Wednesday, February 04, 2009

We have a theme at
GREENBELT FESTIVAL
every year which does not chain us down but provided a stimulus to all.
It expands our thinking. The site design, the speakers, artistes and .....
everyday-humans-like-me-and-you.


The Theme 2009 is::

Greenbelt 09: Standing in the Long Now

Standing in the Long Now.

We asked Martin Wroe, journalist and Greenbelt trustee, to give us his impressions.

'The Long Now'. The phrase was coined by the musician, producer and all-round interesting thinker Brian Eno. And a good way to capture what it alludes to is with a legend about the C14th founders of New College, Oxford.

The story goes that the dining hall of New College was built with a series of huge oak beams. About half a millennium later, at the end of the C19th, the beams needed replacing. Being a wealthy institution the College owned some land and wondered if there were any oak trees on it. 'Ah...' said one of the tenants who farmed their land,

'We wondered when you'd be in touch.'

Turned out the farmers had a tradition that back in the C14th a new grove of oaks had been planted to make up for those cut down to provide the dining hall beams. The story was passed through the generations, one farmer to another: these oaks were protected, set aside for New College. Through the generations, the farmers were waiting, for century after century. For half a millennia.

In 1966, Eno, Stewart Brand, Danny Hillis and others set up The Long Now Foundation designed to 'foster long-term thinking'. At the Foundation they take a different perspective on time - they want to signal that life is not about speed but about presence, not about 'faster and cheaper' but slower and deeper. For example, they're developing 'The 10,000-year Clock' which only ticks once a year, has a century hand not an hour hand - and might even have a cuckoo, but only to emerge on a millennium.

'Civilization is reviving itself into a pathologically short attention span.' explains Danny Hillis. 'The trend might be coming from the acceleration of technology, the short-horizon perspective of market-driven economics, the next-election perspective of democracies, or the distractions of personal multi-tasking. All are on the increase. Some sort of balancing corrective to the short-sightedness is needed....'

In an age of 'do-it-now' and the instant decision, when waiting times are always coming down and the destination always trumps the journey, the idea of 'the long now' is deeply resonant for people of faith. In our traditions we keep alive the stories of iconic figures from past millennia because we know they will inspire us in bringing change to the present one. We mark a season of advent, consciously waiting for hope to be born and some kind of culmination of history. We recite a C4th creed which 'looks for the world to come' but subconsciously admit that it's turning out to be a pretty long now when after seventeen centuries it often seems no closer.

So what does it mean to stand in this long now? To become long-sighted? To plan for a present we may never experience, to long for a world we may have left before it arrives. What would it be like if gratification was not instant and the waiting had not been taken out of the wanting.

Would a credit-crunch take on a different perspective?

Would a painting or a piece of music take on another kind of value?
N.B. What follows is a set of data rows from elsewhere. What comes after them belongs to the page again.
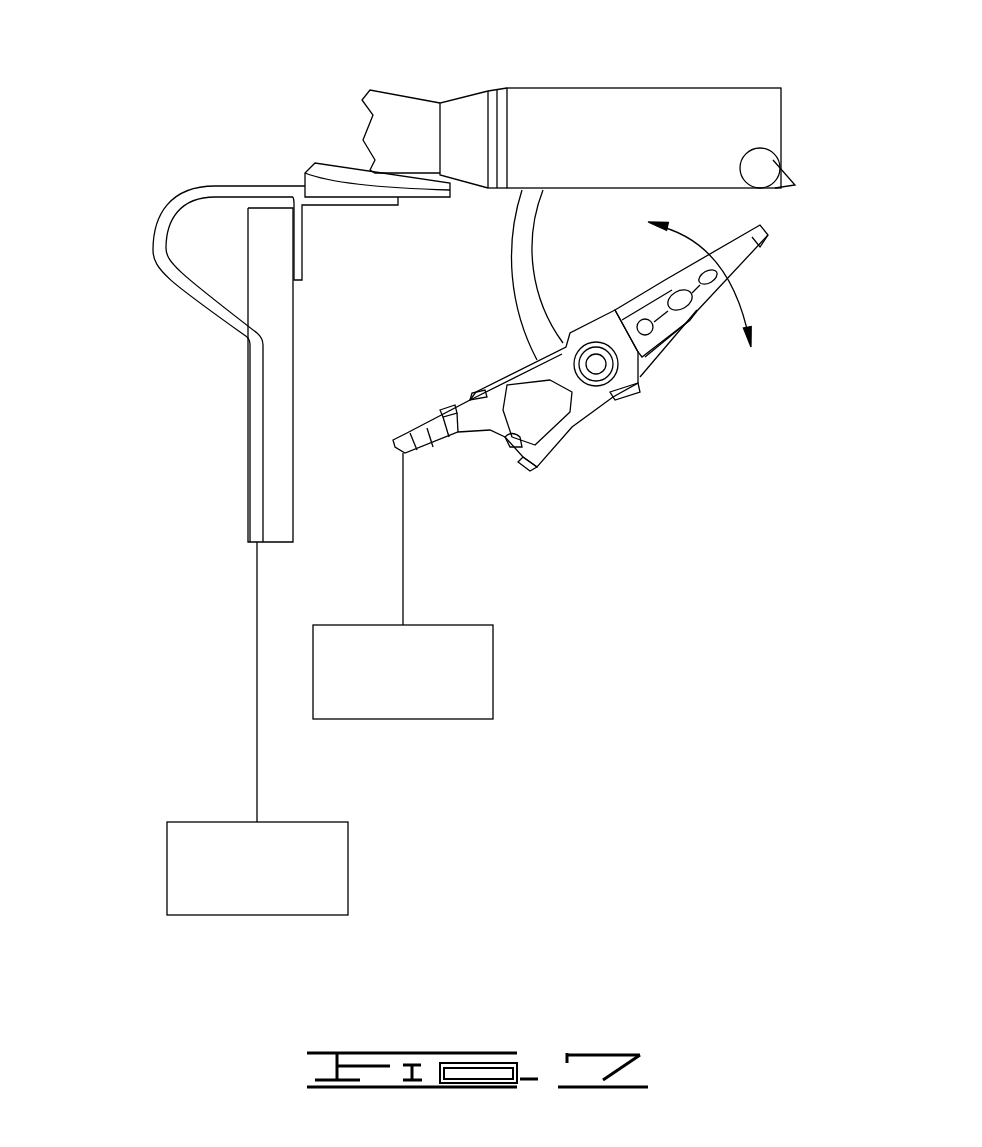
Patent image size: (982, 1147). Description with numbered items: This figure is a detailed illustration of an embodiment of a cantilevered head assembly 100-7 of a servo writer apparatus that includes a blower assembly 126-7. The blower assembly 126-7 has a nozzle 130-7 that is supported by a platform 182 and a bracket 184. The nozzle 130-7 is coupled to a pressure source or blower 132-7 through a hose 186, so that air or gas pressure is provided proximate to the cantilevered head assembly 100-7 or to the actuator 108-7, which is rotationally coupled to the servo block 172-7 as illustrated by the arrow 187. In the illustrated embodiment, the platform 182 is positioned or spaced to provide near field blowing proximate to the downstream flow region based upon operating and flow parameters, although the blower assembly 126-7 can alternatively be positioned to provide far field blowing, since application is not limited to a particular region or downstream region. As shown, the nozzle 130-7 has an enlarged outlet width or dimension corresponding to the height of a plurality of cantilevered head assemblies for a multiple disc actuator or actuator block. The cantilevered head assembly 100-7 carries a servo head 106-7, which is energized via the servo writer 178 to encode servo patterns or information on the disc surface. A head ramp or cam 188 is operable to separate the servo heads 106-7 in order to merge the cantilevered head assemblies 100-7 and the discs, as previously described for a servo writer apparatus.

The cantilevered head assembly 100-7 is at (647, 348).
The servo head 106-7 is at (767, 237).
The actuator 108-7 is at (570, 427).
The blower assembly 126-7 is at (230, 173).
The nozzle 130-7 is at (422, 197).
The pressure source or blower 132-7 is at (167, 867).
The servo block 172-7 is at (605, 87).
The servo writer 178 is at (493, 658).
The platform 182 is at (293, 367).
The bracket 184 is at (320, 208).
The hose 186 is at (163, 222).
The arrow 187 is at (748, 300).
The head ramp or cam 188 is at (770, 157).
And how about a career? Could that find itself in competition from something as old-fashioned as a 'vocation'?

We're all standing in The Long Now - and at Greenbelt 09, we're going to stop and notice it and wonder what it means."

I hope and trust that you will consider coming to Greenbelt this year.

Don't credit crunch your soul!

I know some humans who come by themselves or with a partner. That is great but even better is coming as a group and sharing the experience together. Please don't keep Greenbelt for yourself.